Everywhere we turn we’re surrounded by “Policies”. Foreign policies, “Social Media” policies, you name it. Even 7-Eleven has a policy: “No shirt, No shoes, No service”. Policies have also wound their way into corporate IT departments. However, one area where defined guidelines are often overlooked is alerting for systems and network problems. Let’s dig in because why should everybody else get to have to have all the rule-making fun?
What is an alerting policy? Well, it’s exactly what it sounds like: A collection of practices and procedures centered on the alerting of “bad stuff” in your IT infrastructure. However, even that definition is too vague for our use. The goal here is to discuss the detailed building blocks of an effective alerting policy. A lot of the explanation here may seem like common sense, but a codified policy will make your life as an administrator easier and day-to-day activities more transparent to end users and management alike.
You say Potayto, I say Potahto
A couple months back in this blog we discussed the difference between reporting and alerting in your NMS system. The takeaway is that you shouldn’t configure variables for alerting unless you’re prepared to DROP EVERYTHING to fix that particular problem the INSTANT that alert comes in. Alert generation is the first element to consider in your policy. If a thing isn’t CRITICAL to the operation of your infrastructure or business, then it’s best not to send alerts for it. Generally speaking, variables such as host outages, service outages, and disk consumption thresholds are examples of critical problems that can be addressed immediately and need alerts tied to them. Of course, every environment is a little different, but that is a good starting point.
Calling All Cars
Once you’ve decided what variables to alert on versus those to ignore the next thing to consider is “who” should get the alerts? Do three “Jack-of-All-Trades” engineers share responsibility in maintaining your IT infrastructure? Alternatively, do the systems people and network engineers lord over their own turfs and refuse to play nice with one another? Depending on levels of specialization you don’t want all alerts to go to all people. And, based on the “Potayto, Potahto” idea from link above, you don’t want them to either. Instead you only want your NMS generating alerts that are meaningful and actionable by the recipient.
An extension of this topic requires an answer to the question “where should we do this alert configuration?” Most, if not all, NMS systems will allow you to input individual contacts for recipients, but this isn’t the best idea. Rather go onto your email system and configure distribution groups for inclusion on your NMS system. You now have you a single point of alteration when IT personnel changes.
Hello? Anybody There?
What if the applications folks busy fighting a fire with your CRM system? Or if the phone is ringing off the hook because the CEO can’t log into the mail server? It that case we get into the third major part of an effective alerting policy: Alert Escalation.

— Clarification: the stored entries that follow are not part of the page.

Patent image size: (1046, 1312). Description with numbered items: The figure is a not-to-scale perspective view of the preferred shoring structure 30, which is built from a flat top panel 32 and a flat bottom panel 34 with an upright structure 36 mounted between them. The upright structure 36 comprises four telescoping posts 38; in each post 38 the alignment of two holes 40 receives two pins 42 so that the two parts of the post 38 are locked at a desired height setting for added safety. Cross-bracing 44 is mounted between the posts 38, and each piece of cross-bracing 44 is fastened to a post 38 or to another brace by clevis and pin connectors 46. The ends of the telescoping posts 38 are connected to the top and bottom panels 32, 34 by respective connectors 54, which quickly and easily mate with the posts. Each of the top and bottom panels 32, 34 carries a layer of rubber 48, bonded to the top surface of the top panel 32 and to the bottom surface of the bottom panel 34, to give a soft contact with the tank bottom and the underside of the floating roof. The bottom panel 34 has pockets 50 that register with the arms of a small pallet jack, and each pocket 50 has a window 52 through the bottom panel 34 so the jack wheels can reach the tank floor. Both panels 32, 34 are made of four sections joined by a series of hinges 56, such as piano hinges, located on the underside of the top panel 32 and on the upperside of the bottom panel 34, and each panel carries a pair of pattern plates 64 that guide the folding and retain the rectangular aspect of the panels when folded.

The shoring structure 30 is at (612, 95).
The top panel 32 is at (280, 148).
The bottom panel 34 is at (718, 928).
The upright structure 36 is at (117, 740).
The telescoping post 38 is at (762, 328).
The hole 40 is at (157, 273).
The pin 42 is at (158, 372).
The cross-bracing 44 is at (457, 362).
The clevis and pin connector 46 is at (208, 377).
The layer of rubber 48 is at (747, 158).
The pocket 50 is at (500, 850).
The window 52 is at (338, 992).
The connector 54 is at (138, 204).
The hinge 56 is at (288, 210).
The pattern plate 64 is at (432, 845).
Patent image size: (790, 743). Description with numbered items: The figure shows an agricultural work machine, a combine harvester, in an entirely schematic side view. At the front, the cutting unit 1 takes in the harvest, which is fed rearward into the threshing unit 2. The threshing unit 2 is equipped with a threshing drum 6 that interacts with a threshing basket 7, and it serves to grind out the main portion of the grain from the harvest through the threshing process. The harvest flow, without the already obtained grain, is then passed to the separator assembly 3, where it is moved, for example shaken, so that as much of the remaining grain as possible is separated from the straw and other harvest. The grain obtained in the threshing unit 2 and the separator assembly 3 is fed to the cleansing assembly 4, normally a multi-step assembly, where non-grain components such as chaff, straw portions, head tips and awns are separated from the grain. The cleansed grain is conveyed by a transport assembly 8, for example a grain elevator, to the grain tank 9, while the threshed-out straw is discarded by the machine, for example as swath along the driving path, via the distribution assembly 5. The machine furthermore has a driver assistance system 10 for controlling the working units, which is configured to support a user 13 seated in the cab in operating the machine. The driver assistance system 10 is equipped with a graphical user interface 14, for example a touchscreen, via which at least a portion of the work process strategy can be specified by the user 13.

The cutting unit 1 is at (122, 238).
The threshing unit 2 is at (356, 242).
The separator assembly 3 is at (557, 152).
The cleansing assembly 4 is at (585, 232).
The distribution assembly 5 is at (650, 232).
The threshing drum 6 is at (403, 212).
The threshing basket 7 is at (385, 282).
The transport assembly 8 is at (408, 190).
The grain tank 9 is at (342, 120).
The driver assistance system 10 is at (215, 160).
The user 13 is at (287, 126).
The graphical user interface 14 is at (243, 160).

How long is too long before your NMS system sends a follow up alert for persistent a problem? 60 minutes? 24 hours? As with the other aspects of alerting policy the proper value depends on the business need, type of alert, etc. For re-notifications you want strike a balance between not causing too much “noise” in your inbox and still conveying the importance of addressing the issue (because you are only alerting on immediate/actionable things, right?).
There is another aspect of alert escalation to consider as well. What if your systems administrator and network engineer would feel more comfortable facing off against one another in Thunderdome rather than maintaining healthy IT environment? Or it’s a day after a long July 4th weekend and there’s not an engineer in site to deal with problems? Who do you want the problem escalated to when the primary contact isn’t available or doesn’t respond? Again, since the idea is that only really important matters are sending alerts, then the ideal escalation person is somebody that can address the issue. However, it’s also fairly common to set a manager as the secondary contact. Whomever is chosen they must have the gravitas within the organization to get the right people onto remediation ASAP.
Who Turned Out the Lights?
Last on the list of elements to consider in your alerting policy is the idea of planned outage handling. This topic, of course, refers to things such has “Patch Tuesday” or “Reboot Sunday” when it is expected devices or services in the infrastructure will be unavailable. What is the proper way to handle those scenarios? Should we create a reoccurring maintenance window that mutes alerting for a small subset of devices? Is it preferable to shut off alerting for the NMS system as a whole? Once again answers are business-dependent.
On dictionary.com the idiom “Separate the wheat from the chaff” is literally defined as “sorting the valuable from the worthless.” While it refers to the ancient act of winnowing harvested grain it makes perfect sense within the context of an alerting policy. By defining the most important variables to alert on, who those alerts should go to, notification times, escalation paths, and planned outage procedures your NMS system will be broadcasting the valuable and jettisoning the noise. Happy winnowing and rule-making gang!